I'm not one to wait it out in these cases I have been to Physio, had acupuncture, massage daily, electric stem therapy, heat and rest. It all has helped but the pain returns again. I attended a wake of an elderly person yesterday and I swear I smelled like ligament that was probably attributed to the much older people there.
I'm sure many of us with chronic pain would just like to ask our bodies..." What did I do to piss you off this time?" Then we would never do that again. Well short of exhausting the medical system there is no way to know where flare ups come from. They just do sometimes or as in my case a specific event, like travel is the cause. What we don't know is the magic potion to settle it down again.
Once again I'm left with a hangover of sorts for doing something I really wanted to do. The payment is high, but so is the joy it provided.
This is where I once again see pain and the management of pain much like handling a budget. I want something, I may have to pay for it, physically. I think about it and I make necessary preparations so the payment is not too high then I decide if it is worth it or not. In this case seeing my Mother after a year was definitely worth it.
Here are some tips I found on a blog called Dancing with Pain. She has some ideas that fit very well with my philosophy.
1. Call a loved one. Share the experience and frustration.

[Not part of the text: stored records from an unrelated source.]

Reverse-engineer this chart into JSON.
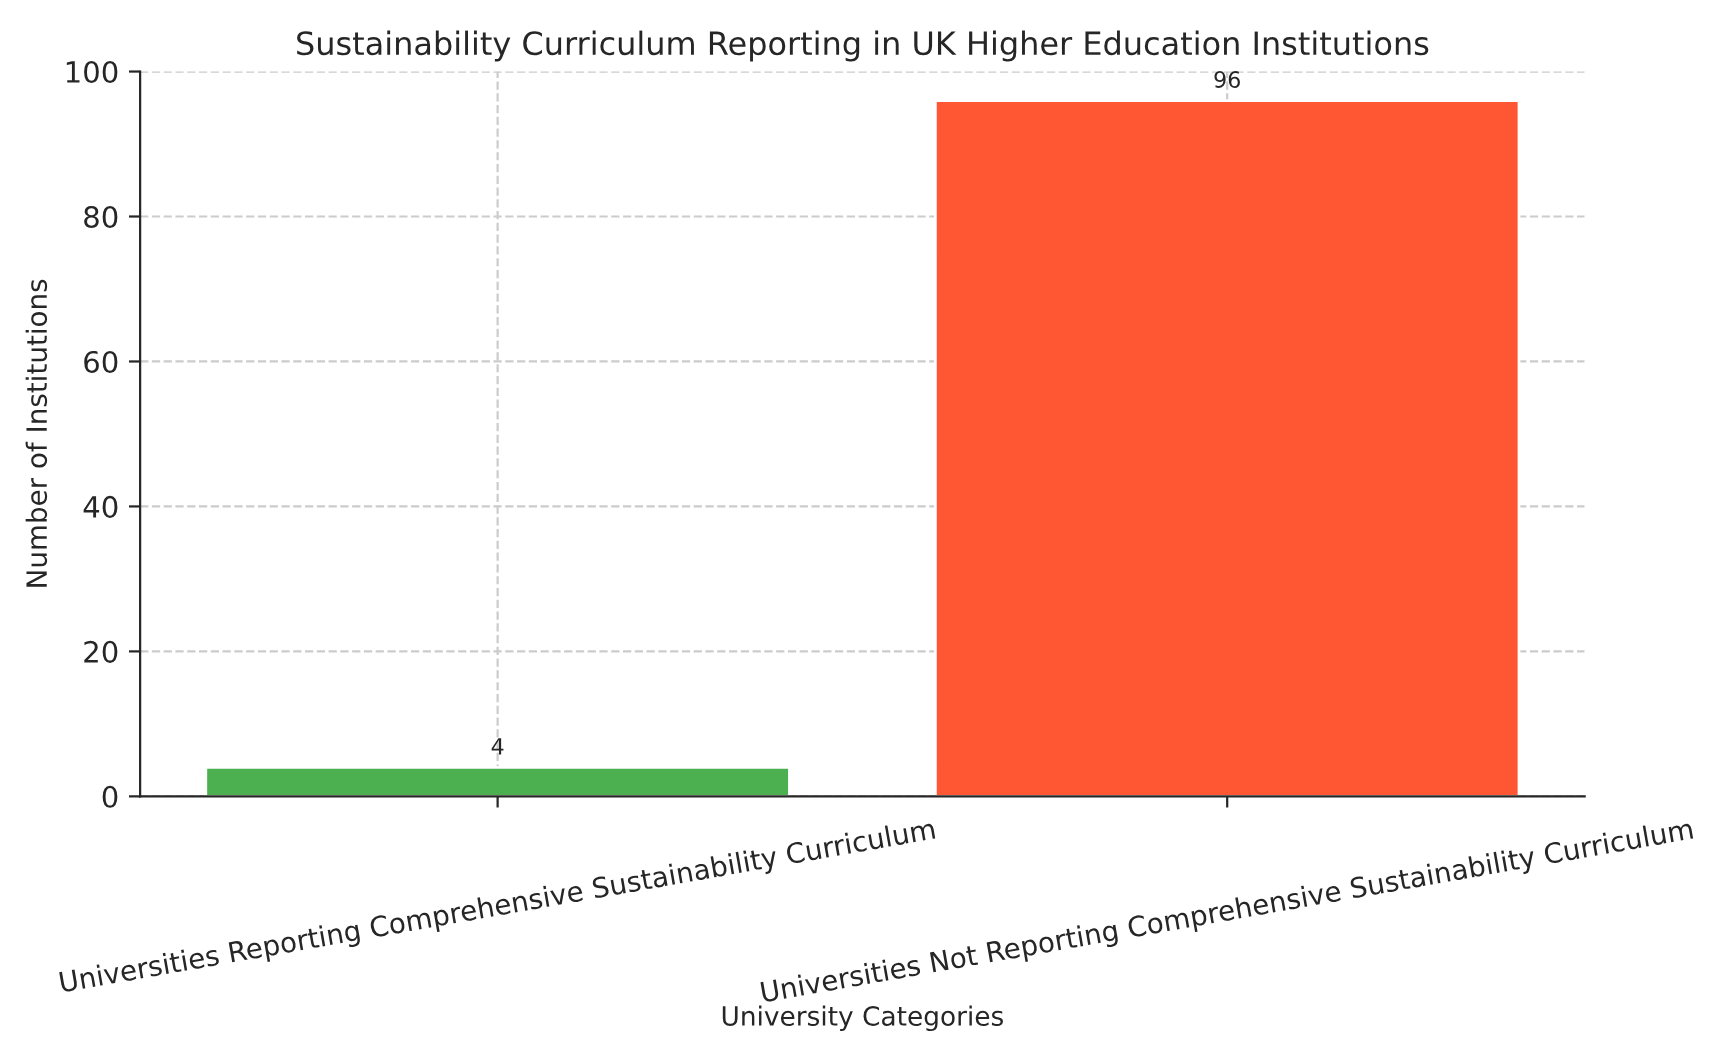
{
  "chart_data": {
    "type": "bar",
    "title": "Sustainability Curriculum Reporting in UK Higher Education Institutions",
    "xlabel": "University Categories",
    "ylabel": "Number of Institutions",
    "categories": [
      "Universities Reporting Comprehensive Sustainability Curriculum",
      "Universities Not Reporting Comprehensive Sustainability Curriculum"
    ],
    "values": [
      4,
      96
    ],
    "colors": [
      "#4caf50",
      "#ff5733"
    ],
    "ylim": [
      0,
      100
    ],
    "yticks": [
      0,
      20,
      40,
      60,
      80,
      100
    ],
    "grid": true,
    "data_labels": true
  }
}
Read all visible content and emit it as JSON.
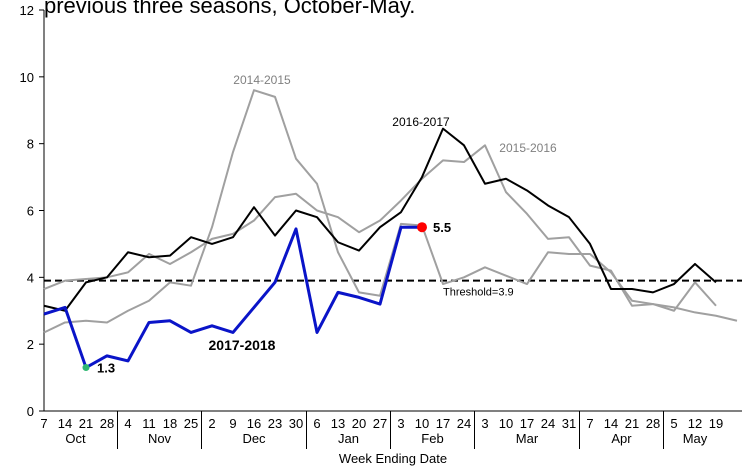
{
  "chart_data": {
    "type": "line",
    "title": "previous three seasons, October-May.",
    "xlabel": "Week Ending Date",
    "categories": [
      "7",
      "14",
      "21",
      "28",
      "4",
      "11",
      "18",
      "25",
      "2",
      "9",
      "16",
      "23",
      "30",
      "6",
      "13",
      "20",
      "27",
      "3",
      "10",
      "17",
      "24",
      "3",
      "10",
      "17",
      "24",
      "31",
      "7",
      "14",
      "21",
      "28",
      "5",
      "12",
      "19",
      null
    ],
    "month_groups": [
      {
        "label": "Oct",
        "weeks": 4
      },
      {
        "label": "Nov",
        "weeks": 4
      },
      {
        "label": "Dec",
        "weeks": 5
      },
      {
        "label": "Jan",
        "weeks": 4
      },
      {
        "label": "Feb",
        "weeks": 4
      },
      {
        "label": "Mar",
        "weeks": 5
      },
      {
        "label": "Apr",
        "weeks": 4
      },
      {
        "label": "May",
        "weeks": 3
      }
    ],
    "ylim": [
      0,
      12
    ],
    "yticks": [
      0,
      2,
      4,
      6,
      8,
      10,
      12
    ],
    "threshold": {
      "value": 3.9,
      "label": "Threshold=3.9"
    },
    "series": [
      {
        "name": "2014-2015",
        "color": "#a0a0a0",
        "values": [
          2.35,
          2.65,
          2.7,
          2.65,
          3.0,
          3.3,
          3.85,
          3.75,
          5.5,
          7.75,
          9.6,
          9.4,
          7.55,
          6.8,
          4.75,
          3.55,
          3.45,
          5.6,
          5.55,
          3.8,
          4.0,
          4.3,
          4.05,
          3.8,
          4.75,
          4.7,
          4.7,
          4.15,
          3.3,
          3.2,
          3.1,
          2.95,
          2.85,
          2.7
        ]
      },
      {
        "name": "2015-2016",
        "color": "#a0a0a0",
        "values": [
          3.65,
          3.9,
          3.95,
          4.0,
          4.15,
          4.7,
          4.4,
          4.75,
          5.15,
          5.3,
          5.7,
          6.4,
          6.5,
          6.0,
          5.8,
          5.35,
          5.7,
          6.3,
          6.95,
          7.5,
          7.45,
          7.95,
          6.55,
          5.9,
          5.15,
          5.2,
          4.35,
          4.2,
          3.15,
          3.2,
          3.0,
          3.85,
          3.15,
          null
        ]
      },
      {
        "name": "2016-2017",
        "color": "#000000",
        "values": [
          3.15,
          3.0,
          3.85,
          4.0,
          4.75,
          4.6,
          4.65,
          5.2,
          5.0,
          5.2,
          6.1,
          5.25,
          6.0,
          5.8,
          5.05,
          4.8,
          5.5,
          5.95,
          7.0,
          8.45,
          7.95,
          6.8,
          6.95,
          6.6,
          6.15,
          5.8,
          5.0,
          3.65,
          3.65,
          3.55,
          3.8,
          4.4,
          3.85,
          null
        ]
      },
      {
        "name": "2017-2018",
        "color": "#0a14c8",
        "values": [
          2.9,
          3.1,
          1.3,
          1.65,
          1.5,
          2.65,
          2.7,
          2.35,
          2.55,
          2.35,
          3.1,
          3.85,
          5.45,
          2.35,
          3.55,
          3.4,
          3.2,
          5.5,
          5.5,
          null,
          null,
          null,
          null,
          null,
          null,
          null,
          null,
          null,
          null,
          null,
          null,
          null,
          null,
          null
        ],
        "value_labels": [
          null,
          null,
          "1.3",
          null,
          null,
          null,
          null,
          null,
          null,
          null,
          null,
          null,
          null,
          null,
          null,
          null,
          null,
          null,
          "5.5",
          null,
          null,
          null,
          null,
          null,
          null,
          null,
          null,
          null,
          null,
          null,
          null,
          null,
          null,
          null
        ],
        "point_colors": [
          null,
          null,
          "#2eb872",
          null,
          null,
          null,
          null,
          null,
          null,
          null,
          null,
          null,
          null,
          null,
          null,
          null,
          null,
          null,
          "#ff0000",
          null,
          null,
          null,
          null,
          null,
          null,
          null,
          null,
          null,
          null,
          null,
          null,
          null,
          null,
          null
        ]
      }
    ]
  }
}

Some people need direct guidance on how to respond to what we’re going through. So it might be helpful for us to explicitly state what we need. In my case, it’s usually a loving ear on the other side, listening without judgment; someone genuinely caring, clucking in empathy at the appropriate intervals; a person expressing unconditional love for me; a cheerleader stating faith in my ability to transcend the latest ordeal.

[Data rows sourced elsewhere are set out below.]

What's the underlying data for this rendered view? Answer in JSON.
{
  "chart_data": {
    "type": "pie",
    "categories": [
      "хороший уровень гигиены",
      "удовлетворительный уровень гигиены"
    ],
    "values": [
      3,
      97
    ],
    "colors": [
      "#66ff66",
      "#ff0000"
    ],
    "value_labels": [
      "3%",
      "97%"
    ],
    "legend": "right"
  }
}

2. Exorcise the negative feelings, through creative expression.
For me, blogging is a way not only to get out my feelings, but also to connect with others going through the same thing — thus reminding me that I’m not alone. Doing something positive with the negative experience also makes me feel powerful, at a time that I otherwise may feel out of control in my life. Whether your personal mode of self-expression is music, art, writing, or acting, do what you can to release the setback into the universe and create something beautiful from it.

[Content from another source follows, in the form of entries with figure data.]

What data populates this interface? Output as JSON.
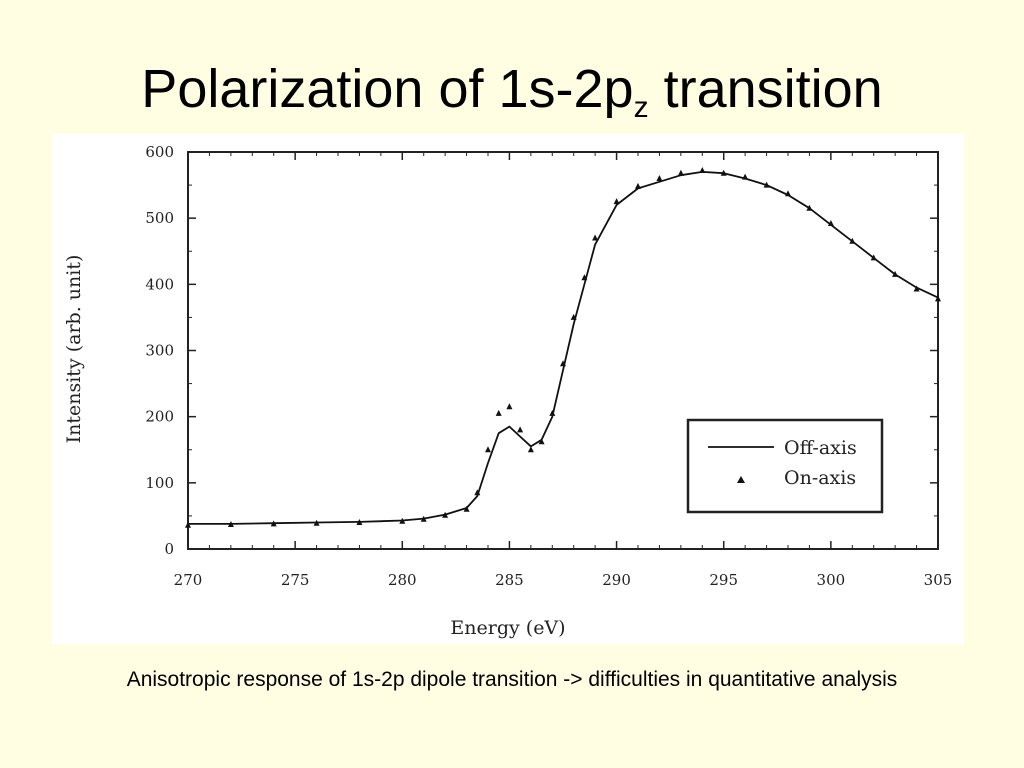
{
  "slide": {
    "title_main": "Polarization of 1s-2p",
    "title_sub": "z",
    "title_rest": " transition",
    "caption": "Anisotropic response of 1s-2p dipole transition -> difficulties in quantitative analysis",
    "background": "#fffee3"
  },
  "chart_data": {
    "type": "line",
    "xlabel": "Energy (eV)",
    "ylabel": "Intensity (arb. unit)",
    "xlim": [
      270,
      305
    ],
    "ylim": [
      0,
      600
    ],
    "xticks": [
      "270",
      "275",
      "280",
      "285",
      "290",
      "295",
      "300",
      "305"
    ],
    "yticks": [
      "0",
      "100",
      "200",
      "300",
      "400",
      "500",
      "600"
    ],
    "grid": false,
    "legend_position": "lower-right",
    "series": [
      {
        "name": "Off-axis",
        "style": "line",
        "color": "#111111",
        "x": [
          270,
          272,
          274,
          276,
          278,
          280,
          281,
          282,
          283,
          283.5,
          284,
          284.5,
          285,
          285.5,
          286,
          286.5,
          287,
          287.5,
          288,
          288.5,
          289,
          290,
          291,
          292,
          293,
          294,
          295,
          296,
          297,
          298,
          299,
          300,
          301,
          302,
          303,
          304,
          305
        ],
        "y": [
          38,
          38,
          39,
          40,
          41,
          43,
          46,
          52,
          62,
          80,
          130,
          175,
          185,
          170,
          155,
          165,
          200,
          270,
          340,
          400,
          460,
          520,
          545,
          555,
          565,
          570,
          568,
          560,
          550,
          535,
          515,
          490,
          465,
          440,
          415,
          395,
          380
        ]
      },
      {
        "name": "On-axis",
        "style": "markers",
        "color": "#111111",
        "x": [
          270,
          272,
          274,
          276,
          278,
          280,
          281,
          282,
          283,
          283.5,
          284,
          284.5,
          285,
          285.5,
          286,
          286.5,
          287,
          287.5,
          288,
          288.5,
          289,
          290,
          291,
          292,
          293,
          294,
          295,
          296,
          297,
          298,
          299,
          300,
          301,
          302,
          303,
          304,
          305
        ],
        "y": [
          36,
          37,
          38,
          39,
          40,
          42,
          45,
          51,
          60,
          85,
          150,
          205,
          215,
          180,
          150,
          162,
          205,
          280,
          350,
          410,
          470,
          525,
          548,
          560,
          568,
          572,
          568,
          562,
          550,
          537,
          515,
          492,
          465,
          440,
          415,
          393,
          378
        ]
      }
    ]
  }
}
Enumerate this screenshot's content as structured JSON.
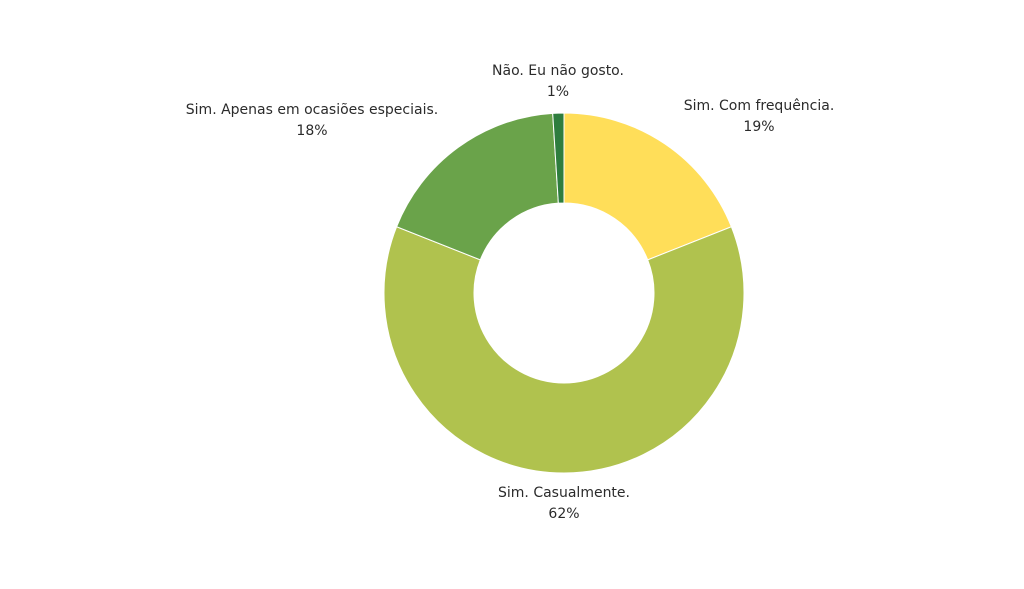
{
  "chart_data": {
    "type": "pie",
    "variant": "donut",
    "slices": [
      {
        "label": "Sim. Com frequência.",
        "value": 19,
        "value_label": "19%",
        "color": "#FFDE59"
      },
      {
        "label": "Sim. Casualmente.",
        "value": 62,
        "value_label": "62%",
        "color": "#B0C24E"
      },
      {
        "label": "Sim. Apenas em ocasiões especiais.",
        "value": 18,
        "value_label": "18%",
        "color": "#6AA34A"
      },
      {
        "label": "Não. Eu não gosto.",
        "value": 1,
        "value_label": "1%",
        "color": "#2E7D3E"
      }
    ],
    "start_angle_deg": 0,
    "direction": "clockwise",
    "legend": "none",
    "data_labels": "outside"
  }
}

Of course, our setback may itself limit our ability to self-express through our usual mediums, so we may need to get creative in adapting our typical mode to our current circumstance. Approach that creative process in and of itself with an attitude of creativity, joy, and self-expression.
3. Lay low and rest as much as possible.
There’s no way around it: When our bodies get injured, we have to retreat and lick our wounds. The more we put off the process, the longer it will take for us to heal, and the more chance our healing will be compromised. So wherever possible, cancel meetings, decline invitations, and crawl into bed with that post-apocalyptic-size ice pack and/or heating pad.
4. Pull out all the tools from your chronic pain toolbox.
I dislike taking supplements and vitamins multiple times a day, every day. So when I’m in cruise mode and staying out of pain through dance alone, I avoid them. But when my pain levels get jacked up, I pull them out again, knowing they help take the edge off and get my pain levels
under control. I also make a point of dancing, however gently, taking hot baths or showers, using anti-inflammatory ointments, giving myself and receiving from others energy healing sessions, and (wherever possible, through payment or barter) getting bodywork from practitioners I trust.
Be sure to keep a list of the tools in your chronic pain toolbox. I know that when my pain levels get jacked up, I have a tendency to forget everything but the pain; so I need an easily-accessible reminder. Keeping the list on the refrigerator, I have found, is not a bad idea!
5. Approach the setback as a mini-vacation or catch-up period.
True, I’d rather be windsurfing in Hawaii. But if I am going to do this setback thing, I might as well do it in style. Approaching my setback as a mini-vacation changes the vibe from “I’m stuck in bed” to “I get to luxuriate in bed.” Wherever possible (pain in the head region may make this tough), watch movies, read books, talk on the phone, surf the internet, or relax to music while resting in bed.
Another possibility is approaching the setback as an opportunity to get organized in some low-key ways – taking on those tasks that are perpetually at the bottom of the to-do list. A setback can be an ideal time to go through the closet and organize or purge items, to organize files on our computer, or to look through our wardrobe and put together some new outfits.
The bottom line is that as much as we click our heels together and recite, “There’s no place like home,” we may not be able to power our way out of a setback. By surrendering to the reality of that setback, however, and by approaching it with positivity and creativity, we just might be able to sail through it.